The real breakthrough came in the early 1990's, when 'speaker independent' voice recognisers were developed, removing the need for any individual using the system to 'train' the recogniser to recognise their voice.   This, combined with the advent of cheap and plentiful computer processing power, meant that large vocabularies and the diversity of spoken language could now easily be catered for.

So, if the technology question was answered in the 90's, why hasn't speech been more readily adopted?  The answer is simple, and lies not in the technology, but in the way it's been used.   Poorly designed services that don't take into account the way people want to communicate and interact, have driven customers to abandon calls and bewail the lost option to talk to 'a real person'.

It's more than technology…
At Eckoh we overcome this by using conversation specialists, script writers and psychologists to develop services that complement rather than suppress natural human speech patterns and decision making behaviours.   They begin by assessing the process the company is trying to automate and look at how successfully it's working at present.  If the process is currently managed by a live-agent service, they'll listen to its calls and create a detailed map of the way callers behave; what questions they typically ask, how and in what order.  Even more importantly, they assess the motivation for the call - what does the caller really want to know and what's the difference between what they say and what they actually mean? 
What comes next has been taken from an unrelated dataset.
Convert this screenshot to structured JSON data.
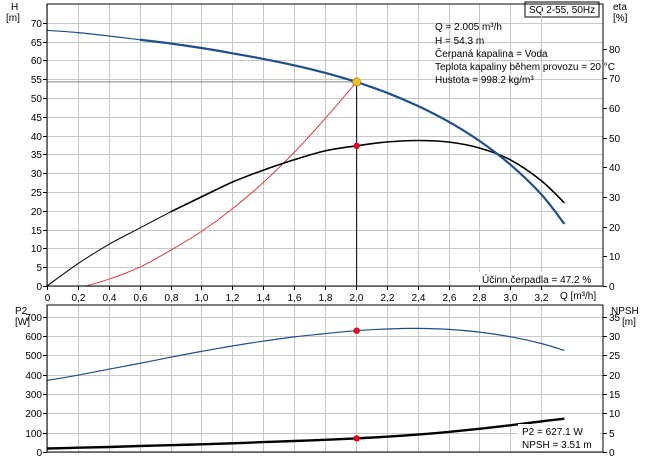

Having developed working scenarios, our dialogue designers will test them in focus groups and small scale pilots before rolling them out in industrial strength deployments.  And, when monitoring the performance of the service in action, we still keep our focus on the customer rather than the technology.  After all, a word recognition success rate of 98% isn't worth much if 80% of callers are failing to complete their transactions. 
 
There's no doubt that the technology for large scale commercial deployments of speech is in place.  The big question for anyone thinking of adopting it is whether they have the specialist skills to design services that will delight customers rather than frustrate them.